Molar pregnancy – what you need to know
When you’re trying for a baby, it’s devastating when things go wrong. One rare complication that can cause particular heartbreak is molar pregnancy. Strange name, so what exactly is it?
A molar pregnancy, sometimes called hydatidiform mole, occurs when the placenta and foetus don’t form properly. It’s a fertilisation problem: the genetic information in the egg and sperm don’t speak to each other. So instead of a viable pregnancy, you end up with an abnormal set of water-filled cysts.
There are two types of molar pregnancy. The first is called a partial molar pregnancy, where a normal egg is fertilised by two sperm (i.e. two sets of male chromosomes). The second is a complete molar pregnancy, when an egg with no genetic material fuses with a sperm. Either way, normal fetal development fails.
Around 1 in 1,000 pregnancies result in a molar pregnancy. It’s incredibly unfortunate and upsetting when it occurs. But ‘moles’ don’t happen because of something you did or didn’t do. It’s just very bad luck.
How is a molar pregnancy diagnosed?
One of the many stressful aspects of a molar pregnancy is that you may think you’re pregnant. Your HCG levels are sky-high. You’ll have the usual pregnancy symptoms. All seems fine. Only an ultrasound scan will reveal the truth. It’s yet another reason why all pregnant women should have an early scan at six or seven weeks.
That said, only a complete molar pregnancy can usually be seen early on. A partial molar pregnancy can resemble a normal foetus. This false sense of reassurance makes a later diagnosis all the more painful.
Some women have symptoms. These may include vaginal bleeding, a swollen abdomen, high blood pressure, severe nausea and vomiting. Others feel nothing. Quite often, a molar pregnancy is only confirmed after a miscarriage.
What happens if I have a molar pregnancy?
If you’re diagnosed with a molar pregnancy, action is needed. It has to be removed. There’s no chance a baby can develop and it’s harmful for you to keep the tissue in your womb.
Surgery may be the last thing on your mind. But the usual approach is to have either a D&C (dilation and curettage) or an ERPC (excavation of retained products of conception). The exact treatment you’ll have depends on whether you have a partial or complete molar pregnancy. The aim is to remove all the tissue and cells.
You’ll then be referred to a specialist. It can take a while for your HCG levels to come down; you’ll be monitored until they do. For 1 in 10 women, HCG levels don’t decrease. This means there are still some cells left in your body and you may have persistent trophoblastic disease. Don’t panic.
As the cells can grow into a new gestational trophoblastic tumour – and sometimes grow quickly – further treatment will be required. The usual approach is to have a low dose of chemotherapy. This sounds scary, but you have an 80% chance of the growth being benign. The ‘cancer’ element naturally causes even more distress.

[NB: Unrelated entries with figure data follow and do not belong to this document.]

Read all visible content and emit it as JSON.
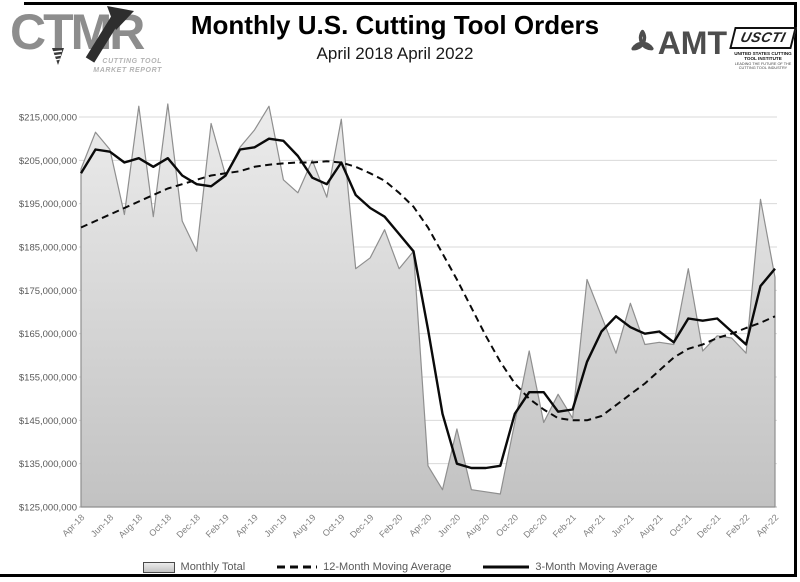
{
  "header": {
    "logo": {
      "text": "CTMR",
      "caption_line1": "CUTTING TOOL",
      "caption_line2": "MARKET REPORT"
    },
    "title": "Monthly U.S. Cutting Tool Orders",
    "subtitle": "April 2018 April 2022",
    "amt_logo_text": "AMT",
    "uscti": {
      "box_text": "USCTI",
      "line1": "UNITED STATES CUTTING TOOL INSTITUTE",
      "line2": "LEADING THE FUTURE OF THE CUTTING TOOL INDUSTRY"
    }
  },
  "legend": [
    {
      "label": "Monthly Total"
    },
    {
      "label": "12-Month Moving Average"
    },
    {
      "label": "3-Month Moving Average"
    }
  ],
  "axes": {
    "y_tick_labels": [
      "$215,000,000",
      "$205,000,000",
      "$195,000,000",
      "$185,000,000",
      "$175,000,000",
      "$165,000,000",
      "$155,000,000",
      "$145,000,000",
      "$135,000,000",
      "$125,000,000"
    ],
    "x_tick_labels": [
      "Apr-18",
      "Jun-18",
      "Aug-18",
      "Oct-18",
      "Dec-18",
      "Feb-19",
      "Apr-19",
      "Jun-19",
      "Aug-19",
      "Oct-19",
      "Dec-19",
      "Feb-20",
      "Apr-20",
      "Jun-20",
      "Aug-20",
      "Oct-20",
      "Dec-20",
      "Feb-21",
      "Apr-21",
      "Jun-21",
      "Aug-21",
      "Oct-21",
      "Dec-21",
      "Feb-22",
      "Apr-22"
    ]
  },
  "chart_data": {
    "type": "area",
    "title": "Monthly U.S. Cutting Tool Orders",
    "subtitle": "April 2018 April 2022",
    "unit": "USD (millions)",
    "ylim_musd": [
      125,
      215
    ],
    "y_tick_step_musd": 10,
    "grid": "horizontal",
    "legend_position": "bottom",
    "months": [
      "Apr-18",
      "May-18",
      "Jun-18",
      "Jul-18",
      "Aug-18",
      "Sep-18",
      "Oct-18",
      "Nov-18",
      "Dec-18",
      "Jan-19",
      "Feb-19",
      "Mar-19",
      "Apr-19",
      "May-19",
      "Jun-19",
      "Jul-19",
      "Aug-19",
      "Sep-19",
      "Oct-19",
      "Nov-19",
      "Dec-19",
      "Jan-20",
      "Feb-20",
      "Mar-20",
      "Apr-20",
      "May-20",
      "Jun-20",
      "Jul-20",
      "Aug-20",
      "Sep-20",
      "Oct-20",
      "Nov-20",
      "Dec-20",
      "Jan-21",
      "Feb-21",
      "Mar-21",
      "Apr-21",
      "May-21",
      "Jun-21",
      "Jul-21",
      "Aug-21",
      "Sep-21",
      "Oct-21",
      "Nov-21",
      "Dec-21",
      "Jan-22",
      "Feb-22",
      "Mar-22",
      "Apr-22"
    ],
    "series": [
      {
        "name": "Monthly Total",
        "style": "area",
        "values_musd": [
          203,
          211.5,
          207.5,
          192.5,
          217.5,
          192,
          218,
          191,
          184,
          213.5,
          201.5,
          208,
          212,
          217.5,
          200.5,
          197.5,
          205,
          196.5,
          214.5,
          180,
          182.5,
          189,
          180,
          184,
          134.5,
          129,
          143,
          129,
          128.5,
          128,
          144.5,
          161,
          144.5,
          151,
          145.5,
          177.5,
          169,
          160.5,
          172,
          162.5,
          163,
          162.5,
          180,
          161,
          164.5,
          164,
          160.5,
          196,
          178
        ]
      },
      {
        "name": "12-Month Moving Average",
        "style": "dashed-line",
        "values_musd": [
          189.5,
          191,
          192.5,
          194,
          195.5,
          197,
          198.5,
          199.5,
          200.5,
          201.5,
          202,
          202.5,
          203.5,
          204,
          204.3,
          204.5,
          204.5,
          204.8,
          204.5,
          203.5,
          202,
          200.3,
          197.5,
          194.3,
          189.5,
          183.5,
          177.5,
          171,
          164.5,
          158.5,
          153.5,
          150,
          147.5,
          145.5,
          145,
          145,
          146,
          148.5,
          151,
          153.5,
          156.5,
          159.5,
          161.5,
          162.5,
          164,
          165,
          166.3,
          167.5,
          169
        ]
      },
      {
        "name": "3-Month Moving Average",
        "style": "solid-line",
        "values_musd": [
          202,
          207.5,
          207,
          204.5,
          205.5,
          203.5,
          205.5,
          201.5,
          199.5,
          199,
          201.5,
          207.5,
          208,
          210,
          209.5,
          206,
          201,
          199.5,
          204.5,
          197,
          194,
          192,
          188,
          184,
          166,
          146.5,
          135,
          134,
          134,
          134.5,
          146.5,
          151.5,
          151.5,
          147,
          147.5,
          158.5,
          165.5,
          169,
          166.5,
          165,
          165.5,
          163,
          168.5,
          168,
          168.5,
          165.5,
          162.5,
          176,
          180
        ]
      }
    ],
    "colors": {
      "area_fill_top": "#ececec",
      "area_fill_bottom": "#c2c2c2",
      "area_outline": "#8f8f8f",
      "ma_line": "#0a0a0a",
      "grid": "#d9d9d9",
      "axis": "#b5b5b5",
      "y_tick_text": "#595959",
      "x_tick_text": "#808080"
    }
  }
}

What about future pregnancies?
If you’ve suffered the trauma of a molar pregnancy, it doesn’t mean you’ll have another one. The risk of a second molar pregnancy is tiny – about 1 to 2 per cent. You’ll have to wait at least six months before trying again. If you’ve had chemotherapy, the suggested recommendation is a year.
A molar pregnancy is more likely in women over 40 or in teenage pregnancies. If you’re Asian, you’re twice as likely to have one. For IVF patients, a PGD-tested embryo can virtually eliminate the risk of a molar pregnancy. PGD is a great option if you have a family history of molar pregnancy or had one before.
It’s devastating and alarming to experience a molar pregnancy. Some women say it’s harder to deal with than a miscarriage because of the protracted medical intervention needed. Just remember two things. One: your chances of having one are low. Two: treatment is effective. You can go on to have a perfectly healthy pregnancy and put the problem behind you.